Jarvis "The Player" Ramsay / Basil of Baker Street (impersonal) wrote in kingdomu, @ 2008-09-04 17:42:00
WHO: Jarvis Ramsay (The Basil of Baker Street) and Vikram Kapoor (The Dawson) WHAT: Accidental meetings ftw? WHEN: Late afternoon, September 4th. WHERE: Laboratory and testing wing of St. Walter General Hospital, Kingdom, Florida. RATING: PG-13 for discussion of dead people? idek.
Jarvis' study habits were as erratic as his sleeping habits were as erratic as his moods. As with all things, he did what suited him at the exact time and place, with every nuance of context considered. If this meant three days without sleep while on the trail of a new consulting case--or twenty-four hours of sleep upon its conclusion, nothing could dissuade him of taking a more moderate course. Though this usually caught him hell from his teachers (for doing only the homework that engaged him, or for showing up to class only when he felt it offered something new for him to learn--and then, of course, showing up to pass the final examination) and wrought hell on whatever flimsy excuse for a relationship he happened to be in at the time (as if one needed an additional relationship to why Jarvis' various forays into female companionship only tended to last a week or two at each go), it certainly illuminated what was important to him--solving problems.
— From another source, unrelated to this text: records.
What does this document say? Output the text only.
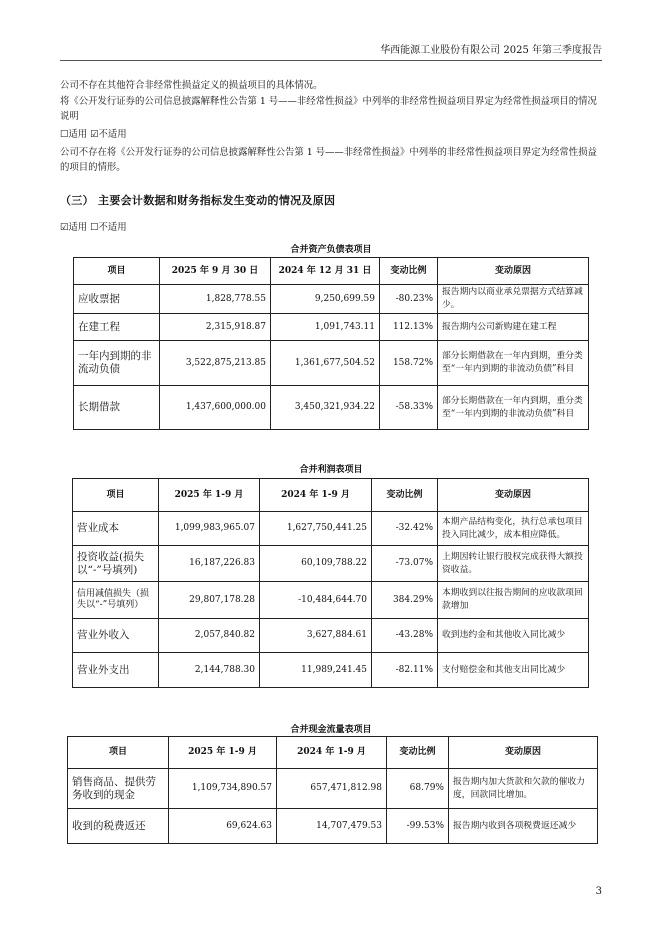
华西能源工业股份有限公司 2025 年第三季度报告
公司不存在其他符合非经常性损益定义的损益项目的具体情况。
将《公开发行证券的公司信息披露解释性公告第 1 号——非经常性损益》中列举的非经常性损益项目界定为经常性损益项目的情况说明
☐适用 ☑不适用
公司不存在将《公开发行证券的公司信息披露解释性公告第 1 号——非经常性损益》中列举的非经常性损益项目界定为经常性损益的项目的情形。
（三） 主要会计数据和财务指标发生变动的情况及原因
☑适用 ☐不适用
合并资产负债表项目
项目	2025 年 9 月 30 日	2024 年 12 月 31 日	变动比例	变动原因
应收票据	1,828,778.55	9,250,699.59	-80.23%	报告期内以商业承兑票据方式结算减少。
在建工程	2,315,918.87	1,091,743.11	112.13%	报告期内公司新购建在建工程
一年内到期的非流动负债	3,522,875,213.85	1,361,677,504.52	158.72%	部分长期借款在一年内到期，重分类至“一年内到期的非流动负债”科目
长期借款	1,437,600,000.00	3,450,321,934.22	-58.33%	部分长期借款在一年内到期，重分类至“一年内到期的非流动负债”科目
合并利润表项目
项目	2025 年 1-9 月	2024 年 1-9 月	变动比例	变动原因
营业成本	1,099,983,965.07	1,627,750,441.25	-32.42%	本期产品结构变化，执行总承包项目投入同比减少，成本相应降低。
投资收益(损失以“-”号填列)	16,187,226.83	60,109,788.22	-73.07%	上期因转让银行股权完成获得大额投资收益。
信用减值损失（损失以“-”号填列）	29,807,178.28	-10,484,644.70	384.29%	本期收到以往报告期间的应收款项回款增加
营业外收入	2,057,840.82	3,627,884.61	-43.28%	收到违约金和其他收入同比减少
营业外支出	2,144,788.30	11,989,241.45	-82.11%	支付赔偿金和其他支出同比减少
合并现金流量表项目
项目	2025 年 1-9 月	2024 年 1-9 月	变动比例	变动原因
销售商品、提供劳务收到的现金	1,109,734,890.57	657,471,812.98	68.79%	报告期内加大货款和欠款的催收力度，回款同比增加。
收到的税费返还	69,624.63	14,707,479.53	-99.53%	报告期内收到各项税费返还减少
3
That, or acquiring knowledge that would allow him to solve them more expertly in the future. Frustrating? He would call it prioritizing.
His obsession du jour was a series of bruises on a John Doe recently brought into St. Walter's, very much D.O.A. As far as anyone could tell, the deaths seemed like open homicides by strangulation. And yet, thanks to a curiosity as morbid as it was active, Jarvis and another orderly had come to the conclusion that Mr. Doe was as likely to be dead of an overdose as he was of a crushed airway.
The only difficulty was, it seemed impossible to make a conclusion on the COD, one way or another--the bruises around the man's neck could conceivably have been inflicted post-mortem. Which raised a few other questions--how did one determine the validity of contusions made so immediately after expiration, and who in God's name would want to strangle a dead man.
It was about this puzzle Ramsay was muttering to himself as he moved back and forth over a row of microscopes in the lab as the clock slipped past five o'clock. He'd been haunting the analysis for a day and a half on this alone, accompanied solely by latex gloves and strong cups of tea. Most people didn't bother him when he was in this state--he had a tendency of acting as though he owned the place, and, though nothing could have been further from the truth, Jarvis had a funny way of making his imagined ownership seem enforceable. It mostly involved his height.